How to Pick Your Customer

Customers can be traders, tourists, investors, market intermediaries, your targeted base, your advertisers and you.

In the business of selling and advertising, to define and approach customers in very broad terms such as this can spell disaster. Any good advertiser will tell you that to run an ad targeting a broad market base rarely produces results.

The game is segmentation. The aim is to pin down specifics so that your advertising and promotional effort is addressed to a specific segment that your product will get its most desired result.

A business that remains viable are those that clearly identifies who the customers are, what are their priorities, what do they need, the decision influencers, the decision process that is involved, the where what and why they buy. In a capsule, it is the management of a product to cater to the satisfaction of a market that is influenced by social forces, cultural definitions and markets. Understanding the psychographics and demographics of your customer is crucial.

For example, a seller must taper his sales pitches and tactics from an individual buyer to business buyer. An institutional buyer, a bulk/wholesale buyer, a buyer on the internet. These buyers have different requirements and have different demands and expectations to be addressed in order to effectively sell. These factors include income, rank, position, and attitudes at handling risks.

This is not as complicated as it sounds. Marketing people profiles their customer before offering a product or service. Then they offer that product to a target that they know will be addressed by that particular need. They prepare well in advance using a table of segmentation variables. Typical of the table will look is this:

Demographics: Age group (below 6, 6 to 12, 13 to 19, 20 to 30 etc), sex (male or female) , family size (1, 2, 3, 4, 5+), family life cycle (young, young single, married no children, single with children, married with children), Income bracket (low, medium and high), Occupation (technical, managers, professionals, craftsman, farmer, operatives etc.), Education (grade school, high school, college, post graduates etc.), Religion (Christian, Muslim, Jewish etc.) Race, Nationality, social class (A, B, Upper C, C, lower C. upper-lower, lower-lower),

Geographic: Region (Pacific mountain, West, North Central etc.), County size, City population size, Density (urban suburban, rural), Climate (northern, southern).

Psychographic: Compulsiveness (compulsive, non-compulsive), gregariousness (extrovert, introvert), autonomy (dependent, independent), Conservatism (radical, liberal, conservative), Ambitiousness (authoritarian, democratic), Leadership (leader, follower).

Buyer behavior: Usage rate (nonuser, light user, medium user, heavy user), readiness stage (unaware, aware, interested, intending to try, initial try, regular customer), benefits sought (Economy, status, dependability), end use, brand loyalty (heavy, none) and marketing factor sensitivity (quality, price, service, and advertising and promotion sensitivity.

These factors are being applied because this will predict the inclination of consumer customers. Marketers apply these knowledge in picking out their customers because without it, the take off of the product will be left to chance by factors like self conception, lifestyle, personal predilections, reference groups, family and role models, cultural and social differences all of which makes it very hard for the marketer to predict and influence the customer to be drawn to his product and business.

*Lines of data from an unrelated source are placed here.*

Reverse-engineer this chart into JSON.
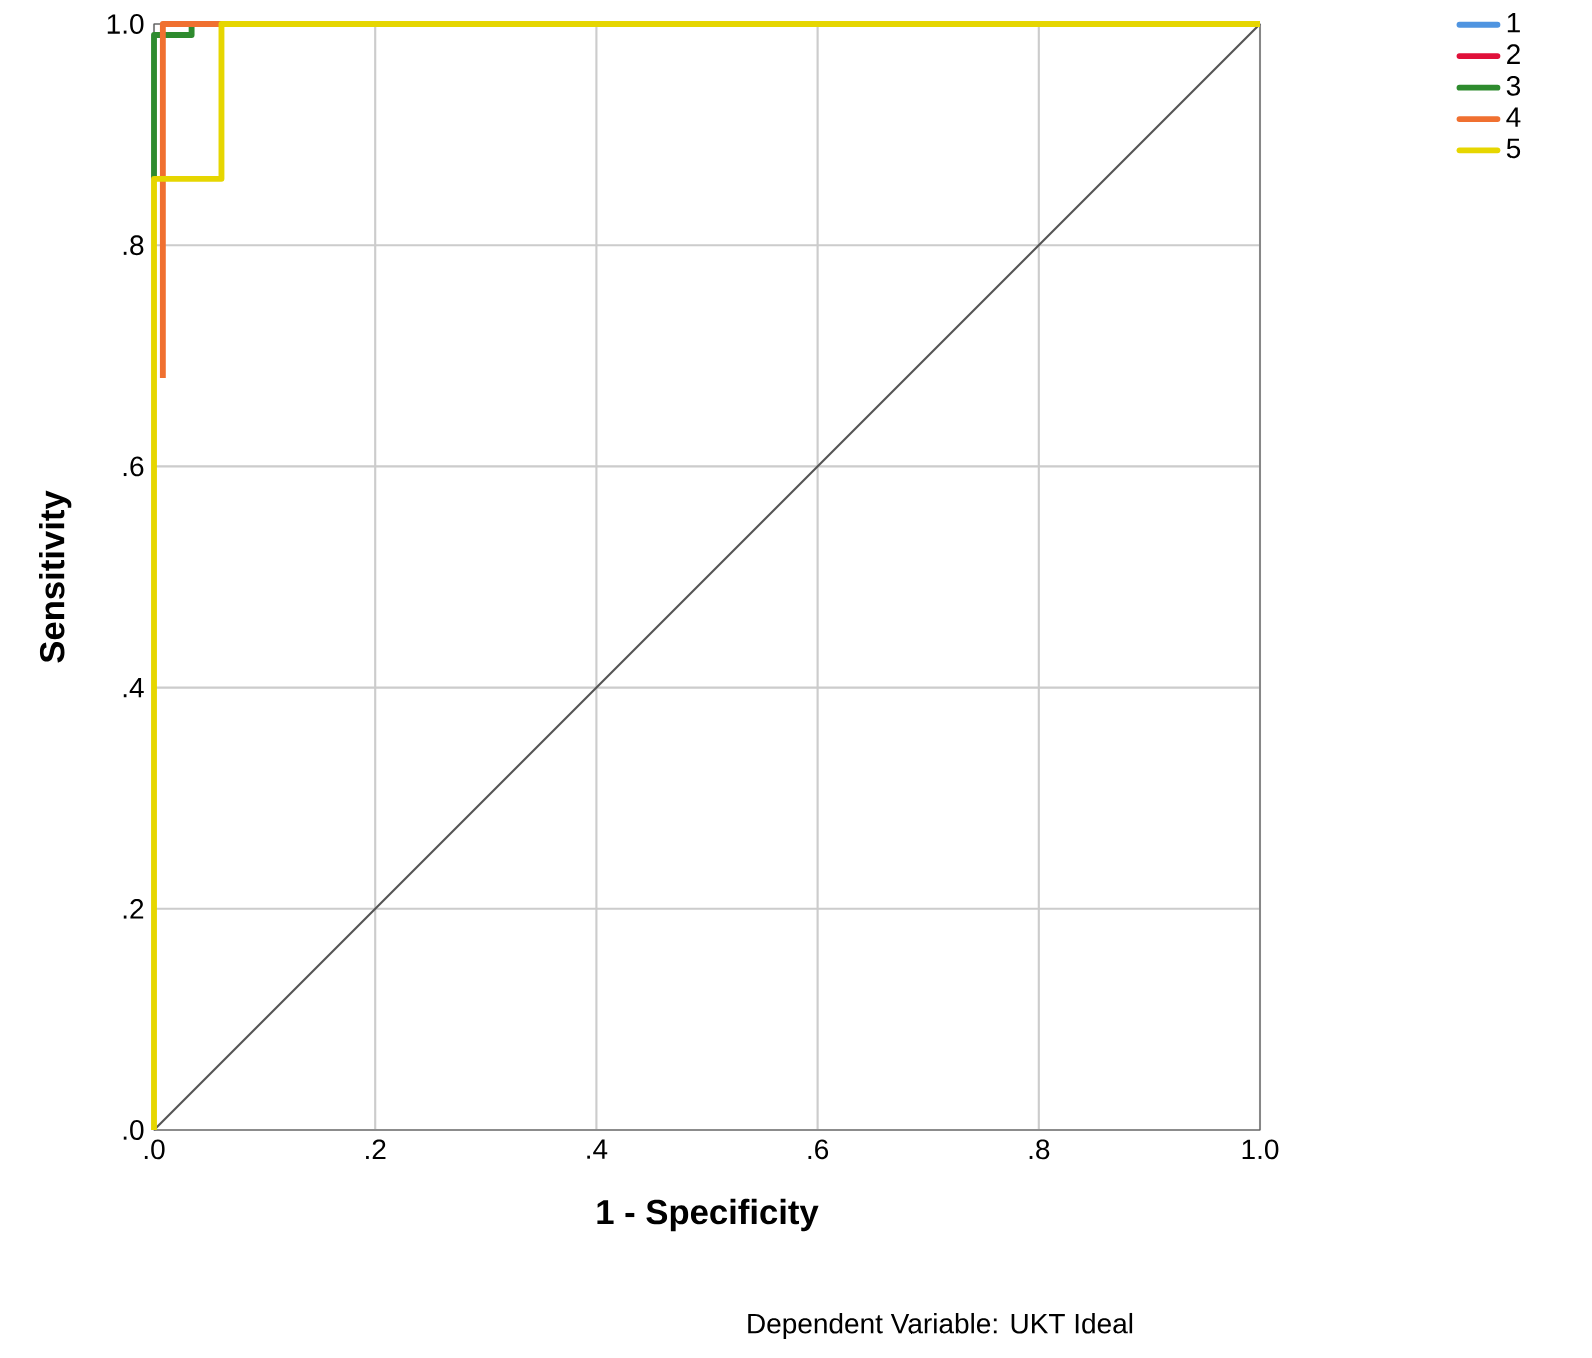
{
  "chart_data": {
    "type": "step",
    "xlabel": "1 - Specificity",
    "ylabel": "Sensitivity",
    "annotations": [
      "Dependent Variable: UKT Ideal"
    ],
    "xlim": [
      0,
      1
    ],
    "ylim": [
      0,
      1
    ],
    "xticks": [
      {
        "value": 0,
        "label": ".0"
      },
      {
        "value": 0.2,
        "label": ".2"
      },
      {
        "value": 0.4,
        "label": ".4"
      },
      {
        "value": 0.6,
        "label": ".6"
      },
      {
        "value": 0.8,
        "label": ".8"
      },
      {
        "value": 1,
        "label": "1.0"
      }
    ],
    "yticks": [
      {
        "value": 0,
        "label": ".0"
      },
      {
        "value": 0.2,
        "label": ".2"
      },
      {
        "value": 0.4,
        "label": ".4"
      },
      {
        "value": 0.6,
        "label": ".6"
      },
      {
        "value": 0.8,
        "label": ".8"
      },
      {
        "value": 1,
        "label": "1.0"
      }
    ],
    "grid": true,
    "legend": "top right",
    "series": [
      {
        "type": "line",
        "color": "#555555",
        "x": [
          0,
          1
        ],
        "values": [
          0,
          1
        ]
      },
      {
        "name": "1",
        "color": "#4f94e0"
      },
      {
        "name": "2",
        "color": "#e0103a"
      },
      {
        "name": "3",
        "color": "#2e8b2e",
        "x": [
          0,
          0,
          0.034,
          0.034
        ],
        "values": [
          0.86,
          0.99,
          0.99,
          1
        ]
      },
      {
        "name": "4",
        "color": "#f07030",
        "x": [
          0.008,
          0.008,
          0.061
        ],
        "values": [
          0.68,
          1,
          1
        ]
      },
      {
        "name": "5",
        "color": "#e6d600",
        "x": [
          0,
          0,
          0.061,
          0.061,
          1
        ],
        "values": [
          0,
          0.86,
          0.86,
          1,
          1
        ]
      }
    ]
  }
}
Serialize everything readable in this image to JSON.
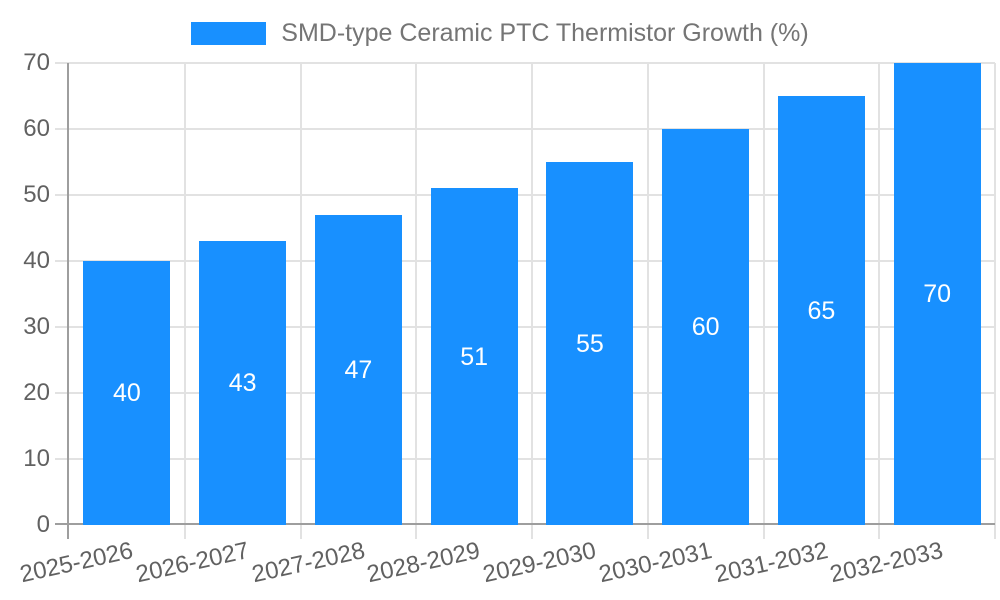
{
  "colors": {
    "bar": "#1890ff",
    "grid": "#e2e2e2",
    "axis": "#9e9e9e",
    "axis_label_text": "#616161",
    "legend_text": "#757575",
    "bar_value_text": "#ffffff",
    "background": "#ffffff"
  },
  "legend": {
    "label": "SMD-type Ceramic PTC Thermistor Growth (%)"
  },
  "chart_data": {
    "type": "bar",
    "title": "SMD-type Ceramic PTC Thermistor Growth (%)",
    "categories": [
      "2025-2026",
      "2026-2027",
      "2027-2028",
      "2028-2029",
      "2029-2030",
      "2030-2031",
      "2031-2032",
      "2032-2033"
    ],
    "values": [
      40,
      43,
      47,
      51,
      55,
      60,
      65,
      70
    ],
    "xlabel": "",
    "ylabel": "",
    "ylim": [
      0,
      70
    ],
    "yticks": [
      0,
      10,
      20,
      30,
      40,
      50,
      60,
      70
    ],
    "grid": true,
    "legend_position": "top-center",
    "bar_label_position": "inside-middle",
    "x_tick_label_rotation_deg": -12.5
  }
}
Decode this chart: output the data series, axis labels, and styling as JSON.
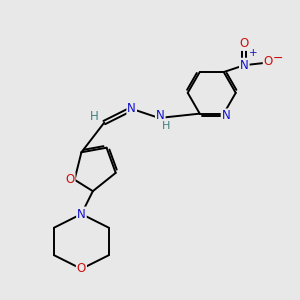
{
  "background_color": "#e8e8e8",
  "bond_color": "#000000",
  "N_color": "#1010cc",
  "O_color": "#cc1010",
  "CH_color": "#408080",
  "figsize": [
    3.0,
    3.0
  ],
  "dpi": 100,
  "xlim": [
    -3.5,
    8.5
  ],
  "ylim": [
    -7.5,
    5.5
  ]
}
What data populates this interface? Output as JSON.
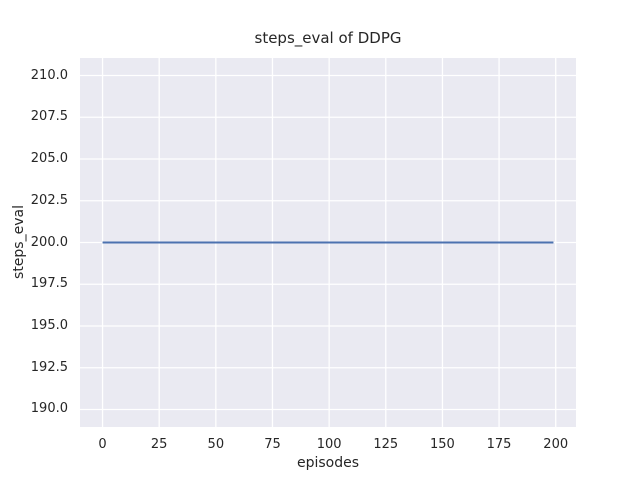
{
  "figure": {
    "background": "#ffffff",
    "text_color": "#262626"
  },
  "chart_data": {
    "type": "line",
    "title": "steps_eval of DDPG",
    "xlabel": "episodes",
    "ylabel": "steps_eval",
    "xlim": [
      -9.95,
      208.95
    ],
    "ylim": [
      188.95,
      211.05
    ],
    "xticks": [
      0,
      25,
      50,
      75,
      100,
      125,
      150,
      175,
      200
    ],
    "xtick_labels": [
      "0",
      "25",
      "50",
      "75",
      "100",
      "125",
      "150",
      "175",
      "200"
    ],
    "yticks": [
      190,
      192.5,
      195,
      197.5,
      200,
      202.5,
      205,
      207.5,
      210
    ],
    "ytick_labels": [
      "190.0",
      "192.5",
      "195.0",
      "197.5",
      "200.0",
      "202.5",
      "205.0",
      "207.5",
      "210.0"
    ],
    "grid": true,
    "grid_color": "#ffffff",
    "plot_background": "#eaeaf2",
    "legend_position": "none",
    "series": [
      {
        "name": "DDPG",
        "color": "#4c72b0",
        "x": [
          0,
          199
        ],
        "y": [
          200,
          200
        ]
      }
    ]
  }
}
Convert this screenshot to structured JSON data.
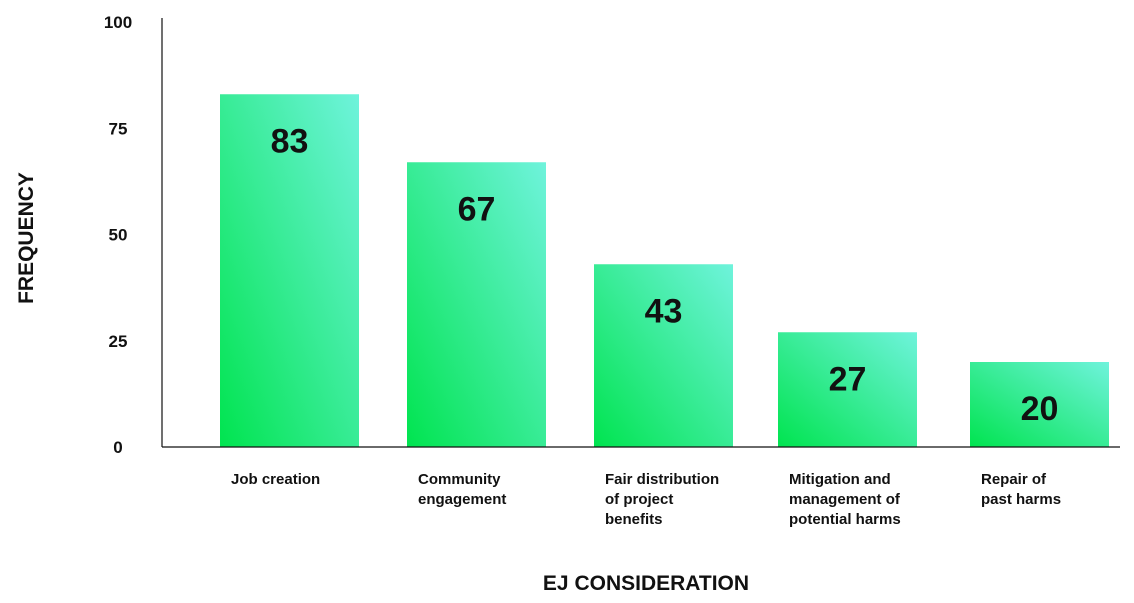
{
  "chart_data": {
    "type": "bar",
    "title": "",
    "xlabel": "EJ CONSIDERATION",
    "ylabel": "FREQUENCY",
    "ylim": [
      0,
      100
    ],
    "yticks": [
      0,
      25,
      50,
      75,
      100
    ],
    "categories": [
      [
        "Job creation"
      ],
      [
        "Community",
        "engagement"
      ],
      [
        "Fair distribution",
        "of project",
        "benefits"
      ],
      [
        "Mitigation and",
        "management of",
        "potential harms"
      ],
      [
        "Repair of",
        "past harms"
      ]
    ],
    "values": [
      83,
      67,
      43,
      27,
      20
    ],
    "data_labels": [
      "83",
      "67",
      "43",
      "27",
      "20"
    ],
    "grid": false,
    "legend": "none",
    "colors": {
      "bar_gradient_start": "#00e44f",
      "bar_gradient_end": "#6ff3dc",
      "axis": "#111111",
      "text": "#111111"
    }
  }
}
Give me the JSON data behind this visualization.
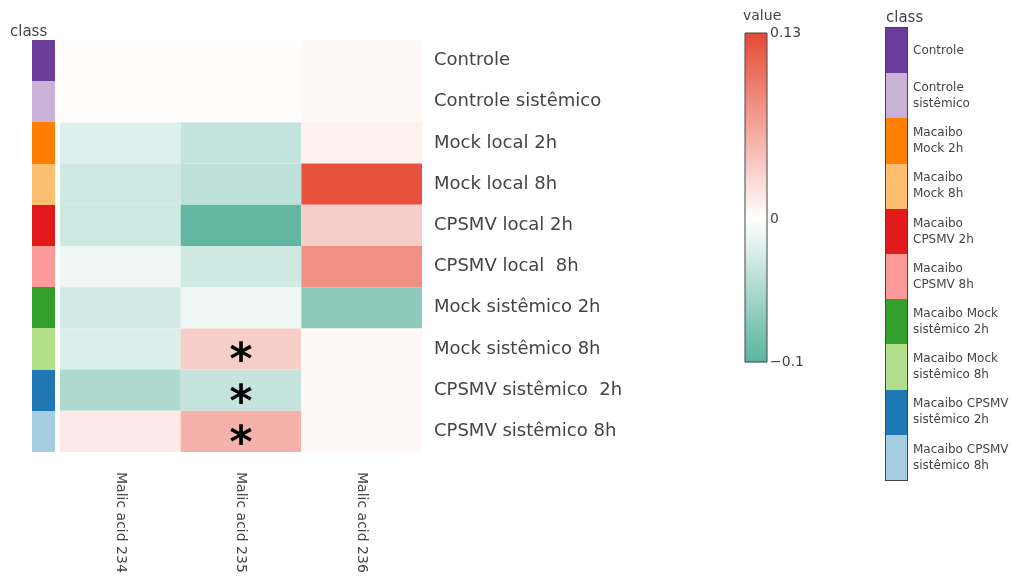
{
  "chart_data": [
    {
      "type": "heatmap",
      "clabel": "value",
      "categories": [
        "Malic acid 234",
        "Malic acid 235",
        "Malic acid 236"
      ],
      "y_categories": [
        "Controle",
        "Controle sistêmico",
        "Mock local 2h",
        "Mock local 8h",
        "CPSMV local 2h",
        "CPSMV local  8h",
        "Mock sistêmico 2h",
        "Mock sistêmico 8h",
        "CPSMV sistêmico  2h",
        "CPSMV sistêmico 8h"
      ],
      "cells": [
        [
          0.002,
          0.002,
          0.005
        ],
        [
          0.002,
          0.002,
          0.005
        ],
        [
          -0.02,
          -0.035,
          0.01
        ],
        [
          -0.03,
          -0.04,
          0.125
        ],
        [
          -0.03,
          -0.095,
          0.035
        ],
        [
          -0.01,
          -0.03,
          0.08
        ],
        [
          -0.027,
          -0.01,
          -0.07
        ],
        [
          -0.022,
          0.035,
          0.005
        ],
        [
          -0.05,
          -0.035,
          0.005
        ],
        [
          0.015,
          0.055,
          0.005
        ]
      ],
      "cell_labels": [
        [
          null,
          null,
          null
        ],
        [
          null,
          null,
          null
        ],
        [
          null,
          null,
          null
        ],
        [
          null,
          null,
          null
        ],
        [
          null,
          null,
          null
        ],
        [
          null,
          null,
          null
        ],
        [
          null,
          null,
          null
        ],
        [
          null,
          "*",
          null
        ],
        [
          null,
          "*",
          null
        ],
        [
          null,
          "*",
          null
        ]
      ],
      "clim": [
        -0.1,
        0.13
      ],
      "cticks": [
        {
          "value": -0.1,
          "label": "−0.1"
        },
        0,
        0.13
      ]
    },
    {
      "type": "other",
      "title": "class",
      "legend_title": "class",
      "categories": [
        "Controle",
        "Controle sistêmico",
        "Macaibo Mock 2h",
        "Macaibo Mock 8h",
        "Macaibo CPSMV 2h",
        "Macaibo CPSMV 8h",
        "Macaibo Mock sistêmico 2h",
        "Macaibo Mock sistêmico 8h",
        "Macaibo CPSMV sistêmico 2h",
        "Macaibo CPSMV sistêmico 8h"
      ],
      "colors": [
        "#6a3d9a",
        "#cab2d6",
        "#ff7f00",
        "#fdbf6f",
        "#e31a1c",
        "#fb9a99",
        "#33a02c",
        "#b2df8a",
        "#1f78b4",
        "#a6cee3"
      ]
    }
  ]
}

Effective selling is leaving nothing to chance. It is trying to control the vagaries of human factor and to level out market influences. The more costly the product, the less familiar the seller, the more emotional involvement is present in the buying task.

If you have tried and experimented on materials and ideas, and the market response is lukewarm at best, it may be because the market you are trying to hit is not really specifically addressed and communicated to.